Tumori al seno: nella Marca otto donne al giorno in sala operatoria per smaltire le liste
Il lavoro dell’unità operativa dell’Usl 2 dopo lo stop da Covid: ritmi sostenuti per fissare tutti gli appuntamenti saltati
TREVISO. Dopo il blocco c’è stata la corsa. Perché ogni giorno è prezioso e, anche se gli interventi urgenti non si sono mai fermati, bisognava colmare il ritardo. Con la ripresa dell’attività clinica, dopo il 5 di maggio, i cinque chirurghi senologi che fanno capo alla Breast Unit dell’Usl 2 si sono chiusi in sala operatoria con turni anche di 12 ore al giorno. «Sulle pazienti oncologiche avevamo un ritardo di una decina di giorni, abbiamo operato una media di otto pazienti al giorno per recuperare» spiega il primario Paolo Burelli, dirigente dell’unità complessa del Ca’ Foncello, uno dei cinque centri Hub del Veneto specializzati nel trattamento del tumore mammario e delle patologie del seno.
Per quasi tre mesi il centro senologico del Ca’ Foncello con l’area diagnostica al piano terra, gli ambulatori al primo piano e le sale operatorie con il reparto di degenza (15 posti letto e altri 5 per il day surgery) al terzo piano, in attesa del trasferimento nella nuova Cittadella della Salute in costruzione, hanno accolto solo le pazienti urgenti: quelle con in mano una diagnosi di tumore.
«Le urgenze non si sono mai fermate» aggiunge «dal 16 marzo al 4 maggio abbiamo seguito 89 pazienti in priorità e abbiamo eseguito 158 medicazioni». Dal raffronto tra il primo semestre 2019 e quello del 2020 risultano 145 visite senologiche e 15 interventi chirurgici in meno. «Stiamo recuperando le visite senologiche sospese ampliando gli orari degli ambulatori» spiega il primario «l’unità di radiologia senologica che non si è mai fermata, ad esempio, fa ambulatorio fino alle 20 per quattro giorni su cinque alla settimana. La nostra segreteria sta chiamando al telefono tutte le donne, circa 150, per fissare a ciascuna di loro un nuovo appuntamento e chiudere così la fase di recupero».

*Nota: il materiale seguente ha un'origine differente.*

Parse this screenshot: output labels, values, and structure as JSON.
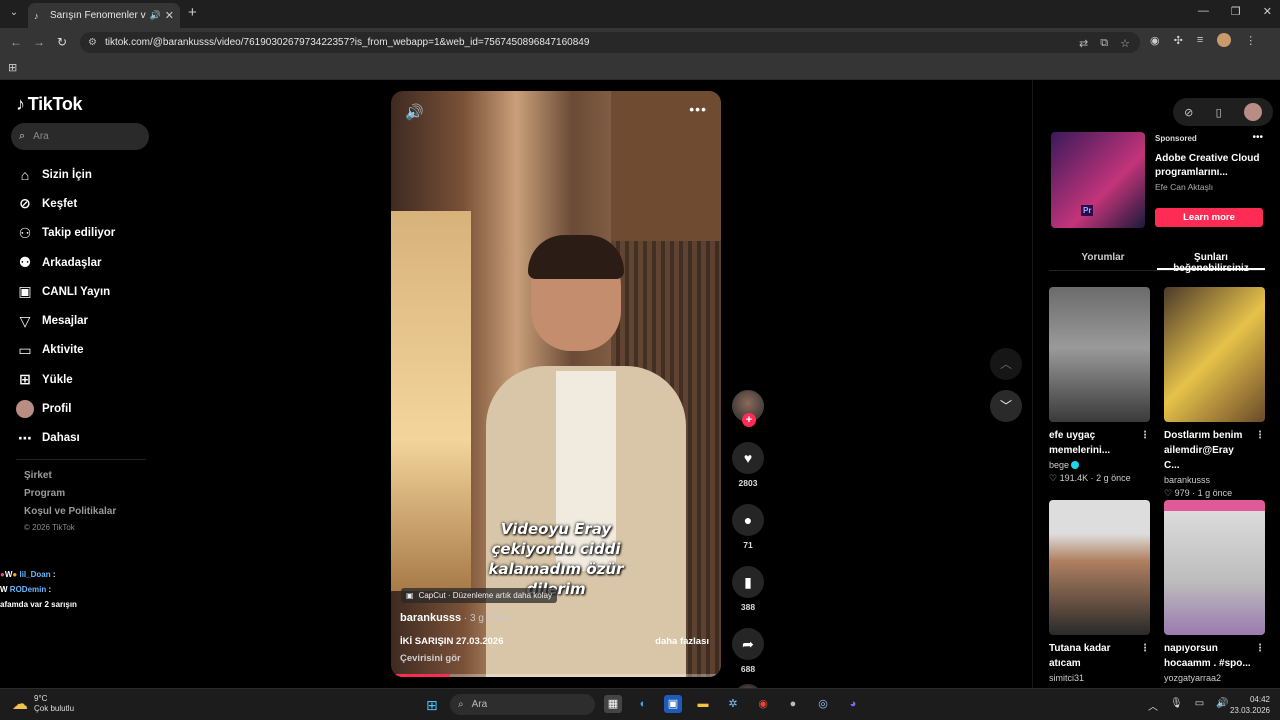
{
  "browser": {
    "tab_title": "Sarışın Fenomenler ve Baranı",
    "url": "tiktok.com/@barankusss/video/7619030267973422357?is_from_webapp=1&web_id=7567450896847160849"
  },
  "sidebar": {
    "logo": "TikTok",
    "search_placeholder": "Ara",
    "items": [
      {
        "label": "Sizin İçin",
        "icon": "home-icon",
        "glyph": "⌂"
      },
      {
        "label": "Keşfet",
        "icon": "compass-icon",
        "glyph": "⊘"
      },
      {
        "label": "Takip ediliyor",
        "icon": "following-icon",
        "glyph": "⚇"
      },
      {
        "label": "Arkadaşlar",
        "icon": "friends-icon",
        "glyph": "⚉"
      },
      {
        "label": "CANLI Yayın",
        "icon": "live-icon",
        "glyph": "▣"
      },
      {
        "label": "Mesajlar",
        "icon": "messages-icon",
        "glyph": "▽"
      },
      {
        "label": "Aktivite",
        "icon": "activity-icon",
        "glyph": "▭"
      },
      {
        "label": "Yükle",
        "icon": "upload-icon",
        "glyph": "⊞"
      },
      {
        "label": "Profil",
        "icon": "profile-avatar",
        "glyph": ""
      },
      {
        "label": "Dahası",
        "icon": "more-icon",
        "glyph": "⋯"
      }
    ],
    "footer_links": [
      "Şirket",
      "Program",
      "Koşul ve Politikalar"
    ],
    "copyright": "© 2026 TikTok"
  },
  "overlay_chat": [
    {
      "name": "lil_Doan",
      "text": ":"
    },
    {
      "name": "RODemin",
      "text": ":"
    },
    {
      "name": "",
      "text": "afamda var 2 sarışın"
    }
  ],
  "video": {
    "caption": "Videoyu Eray çekiyordu ciddi kalamadım özür dilerim",
    "capcut_label": "CapCut · Düzenleme artık daha kolay",
    "author": "barankusss",
    "posted_ago": " · 3 g önce",
    "description": "İKİ SARIŞIN 27.03.2026",
    "more_label": "daha fazlası",
    "translate_label": "Çevirisini gör",
    "progress": 0.18
  },
  "actions": {
    "likes": "2803",
    "comments": "71",
    "saves": "388",
    "shares": "688"
  },
  "right_panel": {
    "ad": {
      "sponsored": "Sponsored",
      "title": "Adobe Creative Cloud programlarını...",
      "advertiser": "Efe Can Aktaşlı",
      "cta": "Learn more",
      "thumb_label": "Pr"
    },
    "tabs": [
      "Yorumlar",
      "Şunları beğenebilirsiniz"
    ],
    "cards": [
      {
        "title": "efe uygaç memelerini...",
        "user": "bege",
        "verified": true,
        "meta": "♡ 191.4K · 2 g önce"
      },
      {
        "title": "Dostlarım benim ailemdir@Eray C...",
        "user": "barankusss",
        "verified": false,
        "meta": "♡ 979 · 1 g önce"
      },
      {
        "title": "Tutana kadar atıcam",
        "user": "simitci31",
        "verified": false,
        "meta": ""
      },
      {
        "title": "napıyorsun hocaamm . #spo...",
        "user": "yozgatyarraa2",
        "verified": false,
        "meta": ""
      }
    ]
  },
  "taskbar": {
    "weather_temp": "9°C",
    "weather_desc": "Çok bulutlu",
    "search_placeholder": "Ara",
    "time": "04:42",
    "date": "23.03.2026"
  }
}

Il rallentamento dell’attività clinica a causa del coronavirus non coincide, purtroppo, con il rallentamento della malattia che colpisce migliaia di donne, soprattutto nella fascia d’età 45-70 anni, senza risparmiare le giovani. «La paziente positiva allo screening» spiega il dottor Burelli «viene al centro senologico per fare l’agobiopsia che viene letta in anatomia patologica. Se c’è il tumore viene convocata da me con il radiologo e la “case manager”. Si fa un colloquio e si forniscono le indicazioni per gli approfondimenti diagnostici, poi si fissa la data dell’intervento». Dietro ai numeri (scheda a destra) ogni caso è una storia, un dramma personale. Il dottor Burelli si commuove al ricordo di alcune pazienti. La mamma nigeriana morta dopo aver scelto di non sottoporsi alle cure per far nascere il bimbo che portava in grembo.
Oppure quella paziente che anni fa era arrivata con un tumore allo stadio avanzato a entrambi i seni. «Aveva 34 anni e due figli piccoli: voleva vederli crescere, ha fatto 13 anni di chemioterapia e quando il più piccolo ha compiuto 18 anni è morta. Ha resistito fino a quando sono diventati grandi». Il lato umano della scienza, che è anche rispetto per le malate, ha fatto fare passi da gigante alla senologia. Il primario lo sottolinea ricordando i suoi 23 anni trascorsi all’ospedale di Conegliano e quelli con Veronesi all’Ieo.
«Negli anni ’90 l’Ieo era l’unica realtà che seguiva i criteri che ora applichiamo con la Breast Unit. Di fronte a un tumore o si praticava la mastectomia (asportazione della mammella, ndr) oppure c’era il quadrante (intervento conservativo che interviene solo sull’area interessata dal tumore, ndr). Adesso la paziente prima del trattamento chirurgico viene trattata dal radiologo per ridurre le dimensioni del tumore. E gli interventi di mastectomia sono conservativi. Ci capita di operare pazienti molto giovani: siamo intervenuti su una ragazza di 30 anni che ha subito la mastecomia di entrambi i seni, il risultato finale dopo la plastica è stato straordinario».